Pengembangan usaha peternakan ayam petelur di Indonesia masih memiliki prospek yang cukup
terbuka lebar. Hal ini karena telur merupakan salah satu produk yang dibutuhkan untuk memenuhi
konsumsi protein hewani masyarakat Indonesia. Secara garis besar parameter keberhasilan usaha ini
ditentukan dari 2 aspek, yaitu aspek pencapaian produktivitas dan keuntungan finansial. Untuk mencapai
kedua parameter keberhasilan tersebut, maka produksi telur, yang dilihat dari kuantitas dan kualitasnya,
harus mampu dicapai dengan maksimal.

Keberhasilan usaha ayam petelur ditentukan oleh produksi telur yang optimal
(Sumber : Dok. Medion)

Namun pada kenyataannya, sejauh ini beberapa peternak ayam petelur masih saja menghadapi
beraneka ragam masalah yang berdampak pada penurunan produksi telur, baik penurunan jumlah
maupun kualitasnya. Ada banyak faktor yang bisa menjadi penyebab, terdiri dari faktor infeksius
(penyakit) dan non infeksius (mutu bibit, kecukupan nutrisi, kondisi lingkungan dan manajemen
pemeliharaan). Untuk itu beberapa ulasan mengenai telur dan problematika penyebab penurunan
produksinya akan coba kami jabarkan.

Telur dan Produksinya

Telur merupakan salah satu sumber protein hewani yang bernilai gizi tinggi. Sebutir telur tersusun
dari 10% kerabang telur, 59% putih telur dan 31% kuning telur. Kuning telur sendiri mengandung 13%
protein, 12% lemak, multivitamin, asam amino dan mineral. Sedangkan dalam putih telur mengandung 5
jenis protein dan sedikit karbohidrat (Kesmavet, 2008).

Keberhasilan pencapaian produksi telur itu sendiri dilihat dari 2 nilai yaitu nilai kuantitas/jumlah
produksi (HD/Hen day) dan kualitas. Jika persentase jumlah produksi telur tinggi namun kualitasnya
rendah, maka peternak akan menghadapi masalah terkait ekonomi karena telur dengan kualitas rendah
tidak akan laku di pasaran. Demikian pula sebaliknya, jika kualitasnya bagus namun persentase
produksinya rendah maka peternak tetap akan mengalami kerugian ekonomi.

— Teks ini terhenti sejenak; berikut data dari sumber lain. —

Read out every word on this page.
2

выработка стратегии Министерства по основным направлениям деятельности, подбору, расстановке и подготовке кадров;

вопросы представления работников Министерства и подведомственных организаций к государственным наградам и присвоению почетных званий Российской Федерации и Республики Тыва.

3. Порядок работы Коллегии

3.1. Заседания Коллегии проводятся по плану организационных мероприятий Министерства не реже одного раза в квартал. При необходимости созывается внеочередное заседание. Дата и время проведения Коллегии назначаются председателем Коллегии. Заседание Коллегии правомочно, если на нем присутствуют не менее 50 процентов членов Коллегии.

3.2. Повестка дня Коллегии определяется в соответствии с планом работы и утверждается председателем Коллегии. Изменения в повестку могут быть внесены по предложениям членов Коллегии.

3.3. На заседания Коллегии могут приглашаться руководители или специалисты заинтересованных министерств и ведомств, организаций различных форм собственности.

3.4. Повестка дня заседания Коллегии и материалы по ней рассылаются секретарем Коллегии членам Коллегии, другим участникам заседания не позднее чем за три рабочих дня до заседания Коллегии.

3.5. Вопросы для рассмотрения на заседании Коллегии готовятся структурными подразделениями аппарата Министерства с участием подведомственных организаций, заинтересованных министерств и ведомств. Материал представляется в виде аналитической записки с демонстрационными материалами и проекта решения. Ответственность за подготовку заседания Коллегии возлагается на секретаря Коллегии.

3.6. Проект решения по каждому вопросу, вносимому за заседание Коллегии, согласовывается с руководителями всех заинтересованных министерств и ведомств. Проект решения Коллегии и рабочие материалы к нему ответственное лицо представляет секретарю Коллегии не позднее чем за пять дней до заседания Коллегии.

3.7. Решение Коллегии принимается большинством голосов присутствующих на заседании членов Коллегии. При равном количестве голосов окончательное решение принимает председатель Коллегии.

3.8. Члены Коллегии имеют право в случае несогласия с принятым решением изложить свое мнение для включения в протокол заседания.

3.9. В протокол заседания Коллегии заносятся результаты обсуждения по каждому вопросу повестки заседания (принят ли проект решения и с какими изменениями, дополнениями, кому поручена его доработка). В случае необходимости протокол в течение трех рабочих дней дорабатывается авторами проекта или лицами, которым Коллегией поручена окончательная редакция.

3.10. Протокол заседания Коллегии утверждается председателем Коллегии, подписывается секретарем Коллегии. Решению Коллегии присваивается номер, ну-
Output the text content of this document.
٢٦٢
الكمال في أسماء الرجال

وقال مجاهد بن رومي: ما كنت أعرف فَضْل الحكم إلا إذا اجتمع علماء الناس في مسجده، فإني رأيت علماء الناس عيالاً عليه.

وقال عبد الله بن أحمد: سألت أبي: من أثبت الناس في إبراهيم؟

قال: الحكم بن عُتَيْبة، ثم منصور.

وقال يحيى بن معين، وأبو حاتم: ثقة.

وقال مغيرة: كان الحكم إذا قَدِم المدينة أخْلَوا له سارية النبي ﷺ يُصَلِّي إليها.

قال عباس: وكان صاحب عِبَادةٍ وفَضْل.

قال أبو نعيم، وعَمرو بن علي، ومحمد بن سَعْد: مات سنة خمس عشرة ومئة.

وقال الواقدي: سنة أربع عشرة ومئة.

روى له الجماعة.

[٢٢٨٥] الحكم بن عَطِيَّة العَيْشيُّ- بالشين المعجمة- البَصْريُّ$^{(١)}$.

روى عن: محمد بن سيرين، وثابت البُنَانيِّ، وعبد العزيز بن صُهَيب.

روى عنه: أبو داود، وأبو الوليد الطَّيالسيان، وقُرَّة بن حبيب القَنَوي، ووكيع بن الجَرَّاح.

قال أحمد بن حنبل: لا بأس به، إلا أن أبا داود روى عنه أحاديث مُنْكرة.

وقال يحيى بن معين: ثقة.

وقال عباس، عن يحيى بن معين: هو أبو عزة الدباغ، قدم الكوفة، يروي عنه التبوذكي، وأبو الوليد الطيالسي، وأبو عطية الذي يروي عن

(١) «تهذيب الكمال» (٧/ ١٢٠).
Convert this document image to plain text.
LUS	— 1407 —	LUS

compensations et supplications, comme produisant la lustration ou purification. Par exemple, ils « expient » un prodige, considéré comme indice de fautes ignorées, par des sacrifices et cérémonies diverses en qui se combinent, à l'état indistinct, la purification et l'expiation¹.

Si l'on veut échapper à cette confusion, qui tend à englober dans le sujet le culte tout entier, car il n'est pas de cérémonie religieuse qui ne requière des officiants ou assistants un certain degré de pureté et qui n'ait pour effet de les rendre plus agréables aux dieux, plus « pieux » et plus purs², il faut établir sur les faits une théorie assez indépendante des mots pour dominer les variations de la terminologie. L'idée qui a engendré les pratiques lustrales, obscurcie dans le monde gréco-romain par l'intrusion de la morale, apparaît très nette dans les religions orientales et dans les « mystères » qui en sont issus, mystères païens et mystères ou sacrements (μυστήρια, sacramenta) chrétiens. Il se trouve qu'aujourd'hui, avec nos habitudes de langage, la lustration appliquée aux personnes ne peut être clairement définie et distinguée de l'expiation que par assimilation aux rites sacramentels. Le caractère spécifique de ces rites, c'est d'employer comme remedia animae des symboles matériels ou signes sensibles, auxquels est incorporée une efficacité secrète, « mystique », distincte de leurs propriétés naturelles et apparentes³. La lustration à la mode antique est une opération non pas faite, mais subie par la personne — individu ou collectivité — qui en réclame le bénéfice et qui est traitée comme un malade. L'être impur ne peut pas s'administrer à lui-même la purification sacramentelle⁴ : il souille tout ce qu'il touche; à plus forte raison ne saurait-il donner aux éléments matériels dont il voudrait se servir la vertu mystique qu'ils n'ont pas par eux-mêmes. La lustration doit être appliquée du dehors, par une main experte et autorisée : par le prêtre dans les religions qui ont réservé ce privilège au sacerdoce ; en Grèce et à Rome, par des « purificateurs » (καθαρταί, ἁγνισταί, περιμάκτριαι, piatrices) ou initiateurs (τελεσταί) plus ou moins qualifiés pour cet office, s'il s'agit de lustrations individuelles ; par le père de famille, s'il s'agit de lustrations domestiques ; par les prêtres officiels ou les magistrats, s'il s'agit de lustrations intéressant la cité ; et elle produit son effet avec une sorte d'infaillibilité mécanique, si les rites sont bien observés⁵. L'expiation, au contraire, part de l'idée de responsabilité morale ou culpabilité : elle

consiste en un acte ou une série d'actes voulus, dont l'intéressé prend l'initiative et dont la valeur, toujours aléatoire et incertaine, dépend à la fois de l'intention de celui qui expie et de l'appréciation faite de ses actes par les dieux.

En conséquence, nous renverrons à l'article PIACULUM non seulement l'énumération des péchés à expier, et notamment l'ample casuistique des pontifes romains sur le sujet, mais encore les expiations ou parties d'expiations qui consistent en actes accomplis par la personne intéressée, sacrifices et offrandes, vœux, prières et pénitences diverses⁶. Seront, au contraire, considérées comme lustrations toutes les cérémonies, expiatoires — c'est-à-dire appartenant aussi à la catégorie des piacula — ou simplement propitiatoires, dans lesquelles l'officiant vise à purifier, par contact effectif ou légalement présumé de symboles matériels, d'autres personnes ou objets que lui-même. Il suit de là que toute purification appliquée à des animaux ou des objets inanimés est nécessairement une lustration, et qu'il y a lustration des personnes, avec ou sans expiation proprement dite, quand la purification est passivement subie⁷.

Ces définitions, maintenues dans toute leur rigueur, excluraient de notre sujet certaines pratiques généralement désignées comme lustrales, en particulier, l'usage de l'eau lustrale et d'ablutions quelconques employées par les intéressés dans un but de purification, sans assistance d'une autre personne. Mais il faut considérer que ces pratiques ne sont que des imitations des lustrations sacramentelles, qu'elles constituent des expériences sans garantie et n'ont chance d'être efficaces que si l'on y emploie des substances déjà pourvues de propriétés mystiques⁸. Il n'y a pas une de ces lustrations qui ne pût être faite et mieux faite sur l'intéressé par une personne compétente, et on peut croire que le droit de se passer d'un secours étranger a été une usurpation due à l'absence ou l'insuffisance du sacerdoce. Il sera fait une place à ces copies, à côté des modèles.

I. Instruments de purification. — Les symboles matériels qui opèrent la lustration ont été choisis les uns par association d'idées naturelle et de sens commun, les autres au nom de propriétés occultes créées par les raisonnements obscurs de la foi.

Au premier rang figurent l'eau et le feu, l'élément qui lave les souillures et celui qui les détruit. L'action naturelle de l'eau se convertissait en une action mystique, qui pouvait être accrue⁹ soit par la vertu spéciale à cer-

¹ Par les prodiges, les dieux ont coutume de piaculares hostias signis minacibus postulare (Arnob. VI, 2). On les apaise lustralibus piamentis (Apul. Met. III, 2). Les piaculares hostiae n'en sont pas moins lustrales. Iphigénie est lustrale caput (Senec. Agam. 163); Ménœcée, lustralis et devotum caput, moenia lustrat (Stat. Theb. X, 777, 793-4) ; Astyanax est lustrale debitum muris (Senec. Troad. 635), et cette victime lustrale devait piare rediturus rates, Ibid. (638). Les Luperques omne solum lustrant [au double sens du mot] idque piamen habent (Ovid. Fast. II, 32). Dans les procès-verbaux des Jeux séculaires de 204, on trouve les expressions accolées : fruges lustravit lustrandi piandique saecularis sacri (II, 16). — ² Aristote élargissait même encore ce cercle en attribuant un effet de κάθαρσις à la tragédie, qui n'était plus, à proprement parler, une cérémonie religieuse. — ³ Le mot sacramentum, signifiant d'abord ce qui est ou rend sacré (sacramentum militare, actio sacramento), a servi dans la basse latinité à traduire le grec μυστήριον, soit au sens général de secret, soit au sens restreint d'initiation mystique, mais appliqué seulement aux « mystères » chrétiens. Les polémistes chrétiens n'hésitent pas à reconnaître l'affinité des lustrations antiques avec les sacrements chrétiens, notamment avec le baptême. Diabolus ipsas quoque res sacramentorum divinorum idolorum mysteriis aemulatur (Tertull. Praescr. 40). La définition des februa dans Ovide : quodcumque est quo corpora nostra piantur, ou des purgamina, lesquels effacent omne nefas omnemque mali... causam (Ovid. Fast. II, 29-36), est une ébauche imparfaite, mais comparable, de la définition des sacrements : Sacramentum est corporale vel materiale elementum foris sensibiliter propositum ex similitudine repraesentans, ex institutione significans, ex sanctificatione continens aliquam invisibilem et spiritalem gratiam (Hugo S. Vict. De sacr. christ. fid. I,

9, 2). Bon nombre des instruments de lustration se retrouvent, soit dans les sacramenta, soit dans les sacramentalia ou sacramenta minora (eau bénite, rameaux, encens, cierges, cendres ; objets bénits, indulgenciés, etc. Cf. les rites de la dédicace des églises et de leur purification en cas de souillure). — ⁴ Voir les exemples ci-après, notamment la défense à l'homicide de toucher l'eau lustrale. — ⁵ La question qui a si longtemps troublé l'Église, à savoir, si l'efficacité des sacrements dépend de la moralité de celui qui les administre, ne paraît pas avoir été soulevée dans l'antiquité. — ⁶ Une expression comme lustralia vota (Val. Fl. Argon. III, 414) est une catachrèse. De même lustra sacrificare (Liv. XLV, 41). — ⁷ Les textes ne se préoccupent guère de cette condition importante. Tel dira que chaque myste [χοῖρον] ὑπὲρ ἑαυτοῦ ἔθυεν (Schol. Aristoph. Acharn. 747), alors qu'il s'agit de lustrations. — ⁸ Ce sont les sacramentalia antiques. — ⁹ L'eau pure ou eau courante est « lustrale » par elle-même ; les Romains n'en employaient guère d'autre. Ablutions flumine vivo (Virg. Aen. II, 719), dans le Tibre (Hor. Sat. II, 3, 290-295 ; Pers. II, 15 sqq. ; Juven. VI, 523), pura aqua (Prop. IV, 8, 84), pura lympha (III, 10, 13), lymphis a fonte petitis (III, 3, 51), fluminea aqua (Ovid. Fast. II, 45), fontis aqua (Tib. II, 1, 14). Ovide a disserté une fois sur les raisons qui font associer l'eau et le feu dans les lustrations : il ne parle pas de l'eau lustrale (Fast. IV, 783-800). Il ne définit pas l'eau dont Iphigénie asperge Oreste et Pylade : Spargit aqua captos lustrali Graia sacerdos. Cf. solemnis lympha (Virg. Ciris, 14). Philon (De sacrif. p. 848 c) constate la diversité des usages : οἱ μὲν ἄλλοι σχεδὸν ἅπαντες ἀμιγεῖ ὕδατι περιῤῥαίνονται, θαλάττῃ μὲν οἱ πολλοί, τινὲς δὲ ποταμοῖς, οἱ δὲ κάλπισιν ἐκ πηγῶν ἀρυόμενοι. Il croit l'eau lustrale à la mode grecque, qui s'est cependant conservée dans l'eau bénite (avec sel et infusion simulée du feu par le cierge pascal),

 Persentase jumlah produksi telur

Ayam petelur mulai berproduksi ketika mencapai umur 17-18 minggu. Pada umur tersebut, tingkat
produksi telur baru mencapai sekitar 5% dan selanjutnya akan terus mengalami peningkatan
secara cepat hingga mencapai puncak produksi yaitu sekitar 94-95% dalam kurun waktu ± 2 bulan
(di umur 25 minggu). Produksi telur diketahui telah mencapai puncaknya apabila selama 5 minggu
berturut-turut persentase produksi telur sudah tidak mengalami peningkatan lagi. Sesuai dengan
pola siklus bertelur, maka setelah mencapai puncak produksi, sedikit demi sedikit jumlah produksi
mulai mengalami penurunan secara konstan dalam jangka waktu cukup lama (selama 52-62
minggu sejak pertama kali bertelur). Laju penurunan produksi telur secara normal berkisar antara
0,4-0,5% per minggu. Pada saat ayam berumur 80 minggu, jumlah produksi telah berada di bawah
angka 70% dan pada kondisi demikian bisa dikatakan ayam siap di afkir (HyLine Brown
Management Guide, 2007).

 Kualitas telur

Kualitas dari sebutir telur ditentukan oleh kualitas bagian dalam (kekentalan putih dan kuning telur,
warna kuning telur dan ada tidaknya bintik darah pada putih atau kuning telur) dan kualitas bagian
luar (bentuk, ukuran dan warna kerabang). Telur ayam komersial yang normal memiliki ciri-ciri
berwarna coklat terang, kerabang telur tebal, memiliki berat sekitar 55-65 gram/butir, putih telur
kental dan di dalam kuning telur tidak terdapat blood spot/bintik darah.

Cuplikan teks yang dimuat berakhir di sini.